This invention relates generally to next generation telecommunications switches and more particularly to soft switches and the facilitation of new or altered services in them.
Telecommunications switches are well known in the art. Generally speaking, a switch is a network device that selects a path by which to forward a unit of data to a next destination. Until relatively recently, switches have tended to be substantially wholly physically integrated physical entities and unique proprietary platforms dedicated to a single kind of service (such as, for example, serving the needs of long distance service providers or the needs of local service providers). As service providers and their consumers have desired and demanded an ever-widening offering of related services, however, such a closed-box approach has often constituted an obstacle to the development and fielding of new services. In many cases, the designer and manufacturer of any given switch could not or would not make the alterations that were desired by a given customer or potential customer.
As a result, more recently, so-called soft switches are becoming available. In general, the make-up of a soft switch comprises a decomposed switch architecture. So configured, the various logical elements of a switch are often provided through provision of many independent platforms that communicate and inter-operate through use of standard communications interfaces and protocols. Such a decomposed architecture offers an opportunity for considerably more designers and manufacturers to offer credible partial solutions to the switch marketplace. In various ways, the development of the soft switch has placed unprecedented opportunity in the hands of the service provider to themselves imagine and fashion new services to better serve the needs of their customer base.

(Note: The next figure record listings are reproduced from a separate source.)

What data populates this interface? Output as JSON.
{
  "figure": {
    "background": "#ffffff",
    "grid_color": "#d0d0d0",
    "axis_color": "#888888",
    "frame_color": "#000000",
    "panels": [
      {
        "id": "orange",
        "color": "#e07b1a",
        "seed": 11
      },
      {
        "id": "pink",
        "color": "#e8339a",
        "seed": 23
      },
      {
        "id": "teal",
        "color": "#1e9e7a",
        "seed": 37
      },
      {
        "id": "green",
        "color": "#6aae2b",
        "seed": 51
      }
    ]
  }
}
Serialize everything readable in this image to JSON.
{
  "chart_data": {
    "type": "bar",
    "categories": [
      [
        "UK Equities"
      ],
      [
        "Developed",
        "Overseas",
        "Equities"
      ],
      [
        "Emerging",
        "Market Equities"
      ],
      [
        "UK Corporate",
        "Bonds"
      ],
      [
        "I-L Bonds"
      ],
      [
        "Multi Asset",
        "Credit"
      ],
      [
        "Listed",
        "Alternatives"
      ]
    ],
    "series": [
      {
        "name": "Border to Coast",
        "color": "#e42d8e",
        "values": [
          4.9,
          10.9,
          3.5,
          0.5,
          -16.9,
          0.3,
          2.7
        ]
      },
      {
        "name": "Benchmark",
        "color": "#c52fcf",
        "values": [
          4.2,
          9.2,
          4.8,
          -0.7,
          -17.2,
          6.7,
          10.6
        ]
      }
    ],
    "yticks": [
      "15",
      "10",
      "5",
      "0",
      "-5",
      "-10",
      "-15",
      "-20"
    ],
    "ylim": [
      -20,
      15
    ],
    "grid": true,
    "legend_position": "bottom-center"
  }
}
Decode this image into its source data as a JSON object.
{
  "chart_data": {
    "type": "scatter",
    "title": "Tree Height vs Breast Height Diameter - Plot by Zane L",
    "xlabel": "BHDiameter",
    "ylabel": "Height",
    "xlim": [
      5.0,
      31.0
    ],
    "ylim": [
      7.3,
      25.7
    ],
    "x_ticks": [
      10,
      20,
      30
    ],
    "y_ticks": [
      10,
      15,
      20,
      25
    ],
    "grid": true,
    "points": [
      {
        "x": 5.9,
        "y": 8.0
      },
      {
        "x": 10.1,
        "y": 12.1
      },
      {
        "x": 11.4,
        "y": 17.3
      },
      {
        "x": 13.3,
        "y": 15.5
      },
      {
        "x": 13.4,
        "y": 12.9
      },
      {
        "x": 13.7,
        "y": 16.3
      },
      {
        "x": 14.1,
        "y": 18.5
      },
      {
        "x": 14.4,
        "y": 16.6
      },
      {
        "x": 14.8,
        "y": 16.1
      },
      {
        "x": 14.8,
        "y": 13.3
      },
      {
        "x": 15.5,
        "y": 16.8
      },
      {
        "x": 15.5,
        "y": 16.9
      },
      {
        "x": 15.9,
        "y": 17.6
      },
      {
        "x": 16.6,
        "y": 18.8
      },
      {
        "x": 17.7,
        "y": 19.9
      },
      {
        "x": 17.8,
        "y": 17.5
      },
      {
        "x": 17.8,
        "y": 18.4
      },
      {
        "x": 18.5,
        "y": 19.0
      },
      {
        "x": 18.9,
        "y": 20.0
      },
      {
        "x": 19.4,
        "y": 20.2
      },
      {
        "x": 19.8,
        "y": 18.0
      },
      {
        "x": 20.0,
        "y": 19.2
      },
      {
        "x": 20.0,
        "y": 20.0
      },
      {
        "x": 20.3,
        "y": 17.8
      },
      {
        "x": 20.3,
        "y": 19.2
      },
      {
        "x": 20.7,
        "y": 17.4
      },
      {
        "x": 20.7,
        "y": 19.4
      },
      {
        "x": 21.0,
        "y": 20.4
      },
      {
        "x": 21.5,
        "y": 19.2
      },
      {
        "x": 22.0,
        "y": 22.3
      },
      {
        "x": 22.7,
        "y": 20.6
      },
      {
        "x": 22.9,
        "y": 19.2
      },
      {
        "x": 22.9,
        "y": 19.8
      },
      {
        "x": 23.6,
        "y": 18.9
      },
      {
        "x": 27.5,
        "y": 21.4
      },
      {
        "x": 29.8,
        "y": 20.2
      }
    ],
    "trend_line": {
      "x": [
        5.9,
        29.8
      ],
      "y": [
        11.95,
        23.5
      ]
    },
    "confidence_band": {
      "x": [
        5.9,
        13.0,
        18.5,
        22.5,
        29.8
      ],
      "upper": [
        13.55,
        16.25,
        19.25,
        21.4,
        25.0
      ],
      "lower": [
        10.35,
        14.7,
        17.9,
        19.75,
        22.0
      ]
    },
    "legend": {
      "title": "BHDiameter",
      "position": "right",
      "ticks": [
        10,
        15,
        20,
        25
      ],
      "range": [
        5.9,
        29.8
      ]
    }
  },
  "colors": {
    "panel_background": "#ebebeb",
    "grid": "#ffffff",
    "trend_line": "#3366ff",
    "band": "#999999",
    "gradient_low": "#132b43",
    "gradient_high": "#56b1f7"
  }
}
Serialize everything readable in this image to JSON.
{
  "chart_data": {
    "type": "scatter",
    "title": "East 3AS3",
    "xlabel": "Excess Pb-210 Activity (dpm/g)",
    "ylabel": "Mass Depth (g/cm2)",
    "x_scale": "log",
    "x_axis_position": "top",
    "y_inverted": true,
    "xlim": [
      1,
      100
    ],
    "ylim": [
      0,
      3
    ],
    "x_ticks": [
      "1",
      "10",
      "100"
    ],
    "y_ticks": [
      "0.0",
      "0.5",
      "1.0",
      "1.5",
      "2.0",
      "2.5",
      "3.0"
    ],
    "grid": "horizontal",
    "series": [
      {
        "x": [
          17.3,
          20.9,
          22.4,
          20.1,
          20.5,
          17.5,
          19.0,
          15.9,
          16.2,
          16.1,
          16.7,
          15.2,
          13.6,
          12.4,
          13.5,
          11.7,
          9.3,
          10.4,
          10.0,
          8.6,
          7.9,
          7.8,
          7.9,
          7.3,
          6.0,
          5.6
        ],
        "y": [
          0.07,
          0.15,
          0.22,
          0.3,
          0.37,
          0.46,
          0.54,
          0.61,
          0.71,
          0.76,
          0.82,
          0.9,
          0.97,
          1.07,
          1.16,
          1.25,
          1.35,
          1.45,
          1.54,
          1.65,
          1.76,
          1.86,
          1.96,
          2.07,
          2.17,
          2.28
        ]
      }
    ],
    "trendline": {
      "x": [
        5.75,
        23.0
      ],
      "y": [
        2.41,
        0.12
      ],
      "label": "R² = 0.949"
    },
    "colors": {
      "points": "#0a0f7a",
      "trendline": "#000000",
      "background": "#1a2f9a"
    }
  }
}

Unfortunately, the decomposed nature of a soft switch has itself led to the existence of new problems that can again inhibit the ease by which a service provider can create and implement a new service. In particular, virtually all network elements in a soft switch (which network elements essentially comprise logical communications support platforms such as, but not limited to, media gateways, session managers, signaling gateways, SIP proxies, directory servers, accounting servers, and the like) each have a corresponding set of configuration parameters that control, influence, or otherwise bias and shade the exact operation of the network element. Proper setting of these configuration parameters is usually necessary to ensure compatible and supportive operation of a given network element in a given soft switch environment. Enabling a new service via a soft switch will typically require altering one or more of these configuration parameters for one or more of the network elements that comprise the soft switch.
To date, however, such configuration parameters must typically be set on a logical platform-by-logical platform basis. Even when only one or a few such logical platforms require an actual configuration parameter change to effect provision of a given new service, the system manager will typically have to review and consider most or all of the system""s network elements to ascertain and confirm this condition. Amongst other logistical challenges, this can require that the user interact successfully with a plurality of unique user interfaces as provided by potentially unique manufacturers for each network element that comprise the system. As a result, new service creation is again often at least postponed or even stymied due to the difficulty of actually ensuring that all system components are properly considered and updated as necessary to support the new service.